Jeff Hamond, who leads the Community Foundation Public Awareness Initiative, an advocacy group that supports about 130 U.S. community foundations nationwide, says Madoff and members of her group have made a “good faith” effort to quell the concerns of regional grant makers.
Hamond declined to comment on what tweaks could be made to the plan to gain support. He said he expects to see a detailed plan in January.
Hamond, who previously served as Democratic Sen. Charles Schumer’s economic policy director, says the overall proposal could gain traction in Congress. If so, he says, community foundations can tell lawmakers a compelling story about how they’ve responded to the needs of their communities, particularly during the pandemic.
Previous Efforts Stall
Any move to accelerate giving through changes in the tax code will inevitably lead to a contentious debate, says Harold Hancock, who served as tax counsel at the House Ways and Means Committee for six years ending in 2017.
In 2014, Republican Rep. Dave Camp, who was then chair of Ways and Means, released draft legislation that would have imposed new rules on donor-advised funds. Unlike the current effort, which provides an incentive for a faster payout, Camp would have required donor-advised-fund account holders to distribute money in their accounts to charity within five years of making a donation.
Hancock remembers getting an earful from charities with different points of view on the matter; ultimately, the legislation went nowhere.
“No sector is a monolith, whether it’s the car industry, whether it’s banks or utilities,” he says. “It’s rare that you do something and everybody in the sector is on board.”
Debate over charitable regulations and tax policy has a tendency to get even more impassioned, he says, because the goal is to encourage citizen involvement and get people to share their wealth.
“There is a moral aspect to it that doesn’t otherwise exist for state or corporate tax,” he says. “That’s why people get so intense on this issue.”
Since Camp took a stab at it, the biggest attempt to push donor-advised funds to distribute more of their cash to charities didn’t even have a payout requirement. A bill that saw committee action in the California General Assembly earlier this year would have simply allowed the state to track the flow of money in and out of the accounts.
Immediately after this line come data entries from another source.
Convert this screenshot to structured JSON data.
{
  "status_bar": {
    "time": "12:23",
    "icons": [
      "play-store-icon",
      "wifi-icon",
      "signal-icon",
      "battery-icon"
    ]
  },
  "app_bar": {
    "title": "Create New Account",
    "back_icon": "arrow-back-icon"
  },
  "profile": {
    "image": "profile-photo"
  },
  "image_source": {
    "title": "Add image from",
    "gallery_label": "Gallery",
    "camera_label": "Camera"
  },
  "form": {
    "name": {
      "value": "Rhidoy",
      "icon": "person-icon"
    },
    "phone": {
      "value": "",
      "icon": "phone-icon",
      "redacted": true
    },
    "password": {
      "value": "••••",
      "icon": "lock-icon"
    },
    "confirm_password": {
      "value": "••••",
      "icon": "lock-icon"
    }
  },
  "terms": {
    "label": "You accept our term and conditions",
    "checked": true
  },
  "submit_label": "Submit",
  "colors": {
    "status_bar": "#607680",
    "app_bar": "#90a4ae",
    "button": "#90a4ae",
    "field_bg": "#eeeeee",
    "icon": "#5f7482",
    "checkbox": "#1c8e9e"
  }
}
The state’s community foundations and national donor-advised-fund sponsors took a dim view of the bill. They said it would be a hassle and an added expense to track funds at the individual account level.
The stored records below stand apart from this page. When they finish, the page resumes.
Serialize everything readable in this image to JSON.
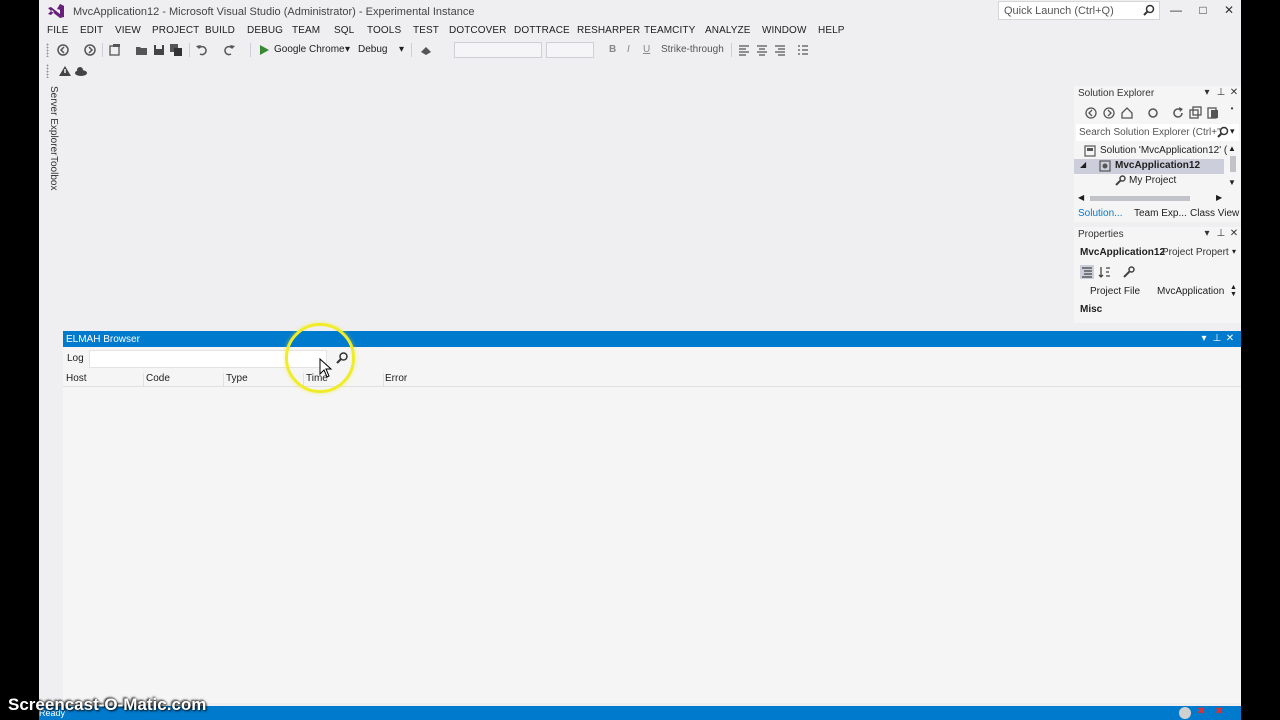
{
  "window": {
    "title": "MvcApplication12 - Microsoft Visual Studio (Administrator) - Experimental Instance",
    "quick_launch_placeholder": "Quick Launch (Ctrl+Q)"
  },
  "menu": [
    "FILE",
    "EDIT",
    "VIEW",
    "PROJECT",
    "BUILD",
    "DEBUG",
    "TEAM",
    "SQL",
    "TOOLS",
    "TEST",
    "DOTCOVER",
    "DOTTRACE",
    "RESHARPER",
    "TEAMCITY",
    "ANALYZE",
    "WINDOW",
    "HELP"
  ],
  "toolbar": {
    "run_target": "Google Chrome",
    "configuration": "Debug",
    "bold_label": "B",
    "italic_label": "I",
    "underline_label": "U",
    "strikethrough_label": "Strike-through"
  },
  "side_tabs": [
    "Server Explorer",
    "Toolbox"
  ],
  "solution_explorer": {
    "title": "Solution Explorer",
    "search_placeholder": "Search Solution Explorer (Ctrl+\"",
    "tree": [
      {
        "label": "Solution 'MvcApplication12' (",
        "level": 0
      },
      {
        "label": "MvcApplication12",
        "level": 1,
        "selected": true,
        "bold": true
      },
      {
        "label": "My Project",
        "level": 2
      }
    ],
    "tabs": [
      "Solution...",
      "Team Exp...",
      "Class View"
    ]
  },
  "properties": {
    "title": "Properties",
    "object": "MvcApplication12",
    "object_type": "Project Propert",
    "rows": [
      {
        "name": "Project File",
        "value": "MvcApplication"
      }
    ],
    "category": "Misc"
  },
  "elmah": {
    "title": "ELMAH Browser",
    "log_label": "Log",
    "log_value": "",
    "columns": [
      "Host",
      "Code",
      "Type",
      "Time",
      "Error"
    ]
  },
  "status": {
    "text": "Ready"
  },
  "watermark": "Screencast-O-Matic.com",
  "colors": {
    "accent": "#007acc",
    "chrome_bg": "#efeff2",
    "panel_bg": "#f5f5f5",
    "highlight_ring": "#f0ec2a"
  }
}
While still in committee, the bill attracted tens of thousands of dollars in lobbying activity from the state’s nonprofits, community foundations, and national commercial funds, and eventually it was killed.
Kat Taylor, a philanthropist who helped lead the California effort and who has signed on to the current one, says the push for the California bill lacked a “galvanized” coalition of nonprofits making their case for lawmakers. The new federal proposal has a number of advantages that should give it traction in Congress, she says. In addition to seeking community foundation sign-on, the new proposal also includes a big sweetener with widespread support in philanthropy: creating a “universal deduction” that would allow all taxpayers to write off charitable giving regardless of whether they itemize.
Taylor says that philanthropy is being slammed by critics who say foundations and individual donors are hoarding wealth in foundation endowments and donor-advised funds. Philanthropy should “read the writing on the wall” and back legislative changes or be prepared to weather further damage to its reputation.
“All of these measures would improve the accountability and impact of philanthropy,” she says. “The last thing you want to do is for charity or philanthropy to lose its credibility.”
Dan Parks contributed to this article.